En vérité, le programme de Trump sera une véritable catastrophe pour les patrons de l'industrie de guerre, pour les milieux financiers, pour les néo-conservateurs et tout le système qui a fini par s'accommoder du bipolarisme partisan qui irrigue les institutions. A part quelques discours marquants dont les bonnes intentions ne furent que rarement concrétisées sur le terrain et quelques accords flamboyants, l'administration démocrate Obama a fait la guerre aux peuples du Proche-Orient comme l'avait faite le républicain Bush. Et nous étions bien naïfs de croire que les malheurs du monde allaient s'arrêter avec le départ du richissime Texan. Trump casse la baraque et annonce qu'il ne fera pas la guerre pour la démocratie ailleurs. Imaginez les sommes colossales qui ne vont plus aller dans les caisses des faiseurs de conflits militaires ! Ces derniers, avec les milieux de la finance et les grands groupes multinationaux touchés par la fin de la délocalisation, ainsi qu'une partie de la maffia, ont peur de Trump. Et comme ils contrôlent les médias, on comprend pourquoi l'homme est sous le coup des critiques depuis la campagne électorale jusqu'aux derniers événements ayant succédé à son investiture. Curieux quand même que l'on manifeste contre un Président élu démocratiquement ! Peut-être que la démocratie à l'occidentale ne donne pas toujours de bons résultats et l'on n'oubliera jamais que Hitler est l'enfant d'un processus électoral démocratique. Ça ne vous rappelle rien ?

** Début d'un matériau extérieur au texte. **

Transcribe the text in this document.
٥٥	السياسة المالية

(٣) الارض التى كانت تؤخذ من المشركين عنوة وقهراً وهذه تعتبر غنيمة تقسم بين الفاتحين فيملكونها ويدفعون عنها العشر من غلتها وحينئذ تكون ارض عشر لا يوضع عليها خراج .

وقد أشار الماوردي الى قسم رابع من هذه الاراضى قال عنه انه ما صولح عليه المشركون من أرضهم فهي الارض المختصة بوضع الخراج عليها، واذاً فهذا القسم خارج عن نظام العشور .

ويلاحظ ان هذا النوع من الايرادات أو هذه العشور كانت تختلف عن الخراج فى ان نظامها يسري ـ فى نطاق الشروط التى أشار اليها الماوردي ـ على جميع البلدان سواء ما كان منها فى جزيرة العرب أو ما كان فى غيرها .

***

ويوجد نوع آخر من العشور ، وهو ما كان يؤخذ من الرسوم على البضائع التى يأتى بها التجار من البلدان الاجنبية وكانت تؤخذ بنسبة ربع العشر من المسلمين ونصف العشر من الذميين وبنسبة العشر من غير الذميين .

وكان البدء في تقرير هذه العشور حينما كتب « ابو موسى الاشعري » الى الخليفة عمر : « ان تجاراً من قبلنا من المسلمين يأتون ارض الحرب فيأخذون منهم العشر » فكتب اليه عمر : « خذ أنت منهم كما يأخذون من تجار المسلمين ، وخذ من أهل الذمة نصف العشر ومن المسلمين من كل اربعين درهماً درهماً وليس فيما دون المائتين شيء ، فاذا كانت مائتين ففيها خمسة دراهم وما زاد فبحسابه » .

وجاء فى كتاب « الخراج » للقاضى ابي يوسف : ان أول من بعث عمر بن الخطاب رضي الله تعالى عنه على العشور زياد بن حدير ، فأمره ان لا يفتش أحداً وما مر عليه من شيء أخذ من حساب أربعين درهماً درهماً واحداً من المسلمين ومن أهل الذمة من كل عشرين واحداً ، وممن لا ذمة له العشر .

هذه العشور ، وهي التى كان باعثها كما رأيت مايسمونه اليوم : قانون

Un mot sur la Palestine : Trump, en bon Américain, ne peut être qu'un allié d'Israël, obéissant presque à un réflexe pavlovien. Sa vision est celle de la droite pure et dure, mais n'est pas le prolongement d'un ancrage sioniste, ce dernier étant justement celui de tous ces ennemis politiques. A ce titre, il est moins dangereux que Mme Clinton et s'il posera problème avec ses probables décisions d'encourager la colonisation et de transférer son ambassade à El Qods, il faut malheureusement se rendre à l'évidence : nous, les partisans de la Palestine libre, ne pourrons que «dénoncer» !

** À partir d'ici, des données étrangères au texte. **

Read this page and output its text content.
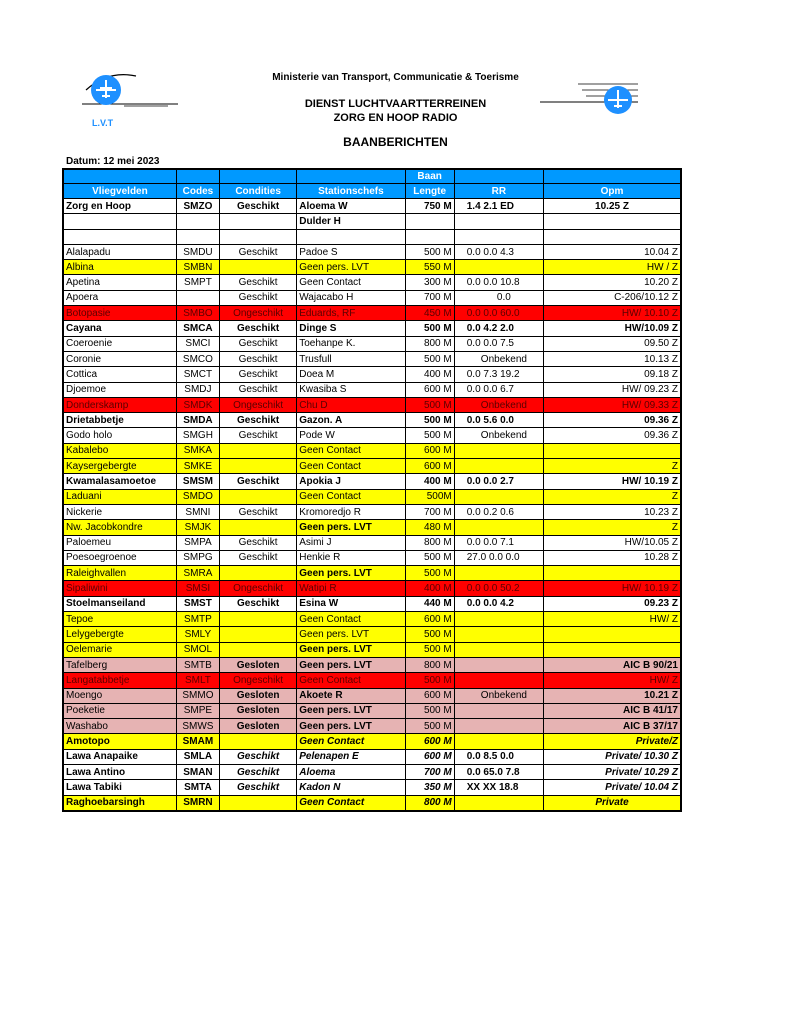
L.V.T
Ministerie van Transport, Communicatie & Toerisme
DIENST LUCHTVAARTTERREINEN
ZORG EN HOOP RADIO
BAANBERICHTEN
Datum: 12 mei 2023
				Baan		
Vliegvelden	Codes	Condities	Stationschefs	Lengte	RR	Opm
Zorg en Hoop	SMZO	Geschikt	Aloema W	750 M	1.4 2.1 ED	10.25 Z
			Dulder H			

Alalapadu	SMDU	Geschikt	Padoe S	500 M	0.0 0.0 4.3	10.04 Z
Albina	SMBN		Geen pers. LVT	550 M		HW / Z
Apetina	SMPT	Geschikt	Geen Contact	300 M	0.0 0.0 10.8	10.20 Z
Apoera		Geschikt	Wajacabo H	700 M	0.0	C-206/10.12 Z
Botopasie	SMBO	Ongeschikt	Eduards, RF	450 M	0.0 0.0 60.0	HW/ 10.10 Z
Cayana	SMCA	Geschikt	Dinge S	500 M	0.0 4.2 2.0	HW/10.09 Z
Coeroenie	SMCI	Geschikt	Toehanpe K.	800 M	0.0 0.0 7.5	09.50 Z
Coronie	SMCO	Geschikt	Trusfull	500 M	Onbekend	10.13 Z
Cottica	SMCT	Geschikt	Doea M	400 M	0.0 7.3 19.2	09.18 Z
Djoemoe	SMDJ	Geschikt	Kwasiba S	600 M	0.0 0.0 6.7	HW/ 09.23 Z
Donderskamp	SMDK	Ongeschikt	Chu D	500 M	Onbekend	HW/ 09.33 Z
Drietabbetje	SMDA	Geschikt	Gazon. A	500 M	0.0 5.6 0.0	09.36 Z
Godo holo	SMGH	Geschikt	Pode W	500 M	Onbekend	09.36 Z
Kabalebo	SMKA		Geen Contact	600 M		
Kaysergebergte	SMKE		Geen Contact	600 M		Z
Kwamalasamoetoe	SMSM	Geschikt	Apokia J	400 M	0.0 0.0 2.7	HW/ 10.19 Z
Laduani	SMDO		Geen Contact	500M		Z
Nickerie	SMNI	Geschikt	Kromoredjo R	700 M	0.0 0.2 0.6	10.23 Z
Nw. Jacobkondre	SMJK		Geen pers. LVT	480 M		Z
Paloemeu	SMPA	Geschikt	Asimi J	800 M	0.0 0.0 7.1	HW/10.05 Z
Poesoegroenoe	SMPG	Geschikt	Henkie R	500 M	27.0 0.0 0.0	10.28 Z
Raleighvallen	SMRA		Geen pers. LVT	500 M		
Sipaliwini	SMSI	Ongeschikt	Watipi R	400 M	0.0 0.0 50.2	HW/ 10.19 Z
Stoelmanseiland	SMST	Geschikt	Esina W	440 M	0.0 0.0 4.2	09.23 Z
Tepoe	SMTP		Geen Contact	600 M		HW/ Z
Lelygebergte	SMLY		Geen pers. LVT	500 M		
Oelemarie	SMOL		Geen pers. LVT	500 M		
Tafelberg	SMTB	Gesloten	Geen pers. LVT	800 M		AIC B 90/21
Langatabbetje	SMLT	Ongeschikt	Geen Contact	500 M		HW/ Z
Moengo	SMMO	Gesloten	Akoete R	600 M	Onbekend	10.21 Z
Poeketie	SMPE	Gesloten	Geen pers. LVT	500 M		AIC B 41/17
Washabo	SMWS	Gesloten	Geen pers. LVT	500 M		AIC B 37/17
Amotopo	SMAM		Geen Contact	600 M		Private/Z
Lawa Anapaike	SMLA	Geschikt	Pelenapen E	600 M	0.0 8.5 0.0	Private/ 10.30 Z
Lawa Antino	SMAN	Geschikt	Aloema	700 M	0.0 65.0 7.8	Private/ 10.29 Z
Lawa Tabiki	SMTA	Geschikt	Kadon N	350 M	XX XX 18.8	Private/ 10.04 Z
Raghoebarsingh	SMRN		Geen Contact	800 M		Private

Face à cette «impopularité» manipulée qui sera passagère car le peuple américain jugera l'homme à ses actions et non en épousant les élucubrations des éditorialistes, il faut laisser le temps au temps. Il nous semble que l'Amérique va retrouver ses dimensions populaires authentiques, un mélange de capitalisme atavique, de comportements chauvins et de puissante force de travail. Une Amérique judéo-chrétienne intolérante et impassible aux humeurs du temps et aux modes passagères. C'était cela l'Amérique avant le grand tourbillon émancipateur des années 70. Trump, c'est le contraire d'une révolution. Les anciennes valeurs seront de retour, y compris cet irrésistible appétit de l'argent dont il est le symbole. Que les vrais riches soient au cœur du pouvoir est loin d'être une hérésie au pays du libéralisme. C'est le fameux rêve américain qui entre à la Maison Blanche et cela est comme un beau happy end hollywoodien.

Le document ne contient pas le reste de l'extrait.